Bref comme son nom l’indique la course en question avait lieu à Charenton à deux pas de l’appartement ou pour être plus précis à une station de métro. Après ma coupure forcée de la fin 2009 (voir l’article « La tuile »), je souhaitais « faire tourner les jambes » en situation de course avant mon objectif prochain du semi-marathon de Paris (le 7 mars). Au programme donc, un petit 6,3 km à travers les rues de Charenton et les allées du Bois de Vincennes. Parcours sans difficulté (si ce n’est un petit vent piquant dans certaines lignes droites, pas mal de relances et quelques passages verglacés…), agréable, avec une parfaite organisation. Pour être tatillon, j’ai regretté l’absence d’indications kilométriques et la collation d’après course assez frugale, mais sinon c’était parfait.

Après un petit déj avalé en solo, je me suis préparé à partir en prenant soin d’épingler mon dossard sur mon maillot au nom de l’Association Don de Soi-Don de Vie. La puce électronique accrochée à ma basket droite (pour calculer le temps officiel après passage sur des tapis de détection), je me rends donc sur le lieu de départ. Compte tenu du froid, je diffère mon échauffement jusqu’au dernier moment pour profiter de la chaleur –relative- du gymnase mis à disposition pour l’organisation. Petite conversation attrapée au vol entre deux gars derrière moi : « Avant je faisais du basket mais avec les matches le samedi soir c’était pas pratique pour sortir après… Maintenant, je me lève à 6h le dimanche matin pour aller courir par un temps pareil, pas sûr d’avoir gagner au change ! » J’esquisse un sourire car je me retrouve assez bien dans ces propos, mais bon faut croire que comme moi il aime ça sinon il serait pas là. 20min avant le départ je me mets en tenue et dépose mon sac pour improviser un échauffement qui porte ici vraiment son nom tellement l’objectif était juste de se réchauffer un peu.
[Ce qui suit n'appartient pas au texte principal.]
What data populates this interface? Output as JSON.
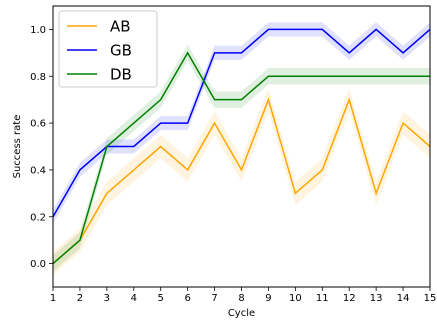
{
  "chart_data": {
    "type": "line",
    "xlabel": "Cycle",
    "ylabel": "Success rate",
    "x": [
      1,
      2,
      3,
      4,
      5,
      6,
      7,
      8,
      9,
      10,
      11,
      12,
      13,
      14,
      15
    ],
    "xlim": [
      1,
      15
    ],
    "ylim": [
      -0.1,
      1.1
    ],
    "xticks": [
      "1",
      "2",
      "3",
      "4",
      "5",
      "6",
      "7",
      "8",
      "9",
      "10",
      "11",
      "12",
      "13",
      "14",
      "15"
    ],
    "yticks": [
      "0.0",
      "0.2",
      "0.4",
      "0.6",
      "0.8",
      "1.0"
    ],
    "grid": false,
    "legend_position": "upper-left",
    "series": [
      {
        "name": "AB",
        "color": "#ffa500",
        "values": [
          0.0,
          0.1,
          0.3,
          0.4,
          0.5,
          0.4,
          0.6,
          0.4,
          0.7,
          0.3,
          0.4,
          0.7,
          0.3,
          0.6,
          0.5
        ],
        "band": 0.05
      },
      {
        "name": "GB",
        "color": "#0000ff",
        "values": [
          0.2,
          0.4,
          0.5,
          0.5,
          0.6,
          0.6,
          0.9,
          0.9,
          1.0,
          1.0,
          1.0,
          0.9,
          1.0,
          0.9,
          1.0
        ],
        "band": 0.03
      },
      {
        "name": "DB",
        "color": "#008000",
        "values": [
          0.0,
          0.1,
          0.5,
          0.6,
          0.7,
          0.9,
          0.7,
          0.7,
          0.8,
          0.8,
          0.8,
          0.8,
          0.8,
          0.8,
          0.8
        ],
        "band": 0.035
      }
    ]
  }
}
Bizarrement les gens avaient tendance à se serrer sur la ligne de départ à cause du froid… ou de la St Valentin car il y avait des concurrents qui couraient « en duo » avec un classement spécifique. 

Derrière moi un groupe de coureurs me félicitent pour mon maillot : ce sont des membres de l’association « Les Souffles de l’Espoir » qui courent contre la Mucoviscidose. C’est toujours sympa de faire ce genre de rencontres qui donnent une émulation supplémentaire et comme j’ai coutume de dire – mais ce n’est pas de moi : « Il n’y a pas de causes justes, il y a juste des causes à défendre en fonction de sa sensibilité, disponibilité, opportunité… ».

Côté course, après un départ très prudent blotti au sein du peloton, je me mets dans le rythme après 700-800m remontant nombre de coureurs partis trop vite. La méconnaissance du parcours et l’absence de repères kilométriques sont un peu perturbants et je me fie à mes sensations pour bien gérer ma progression et ne pas me mettre dans le rouge. Dans les deux derniers kilomètres, j’encourage et emmène sur mon « porte-bagage » un cadet qui me mettra quelques secondes dans le sprint final que je n’ai pas voulu disputer pour éviter le risque de blessure (quoi elle est pas bonne mon excuse, qui a parlé de jeunesse ?!). Au final, je termine 31ème sur 218, avec un temps de 25min 57sec, loin du vainqueur (autour de 20min 30sec) mais pas mécontent de ce que j’étais venu chercher ici : des sensations, faire un peu de vitesse et tester ma cheville. Le bilan est donc positif et je vais pouvoir terminer sereinement ma préparation pour le semi en espérant que la météo se fasse désormais un peu plus clémente.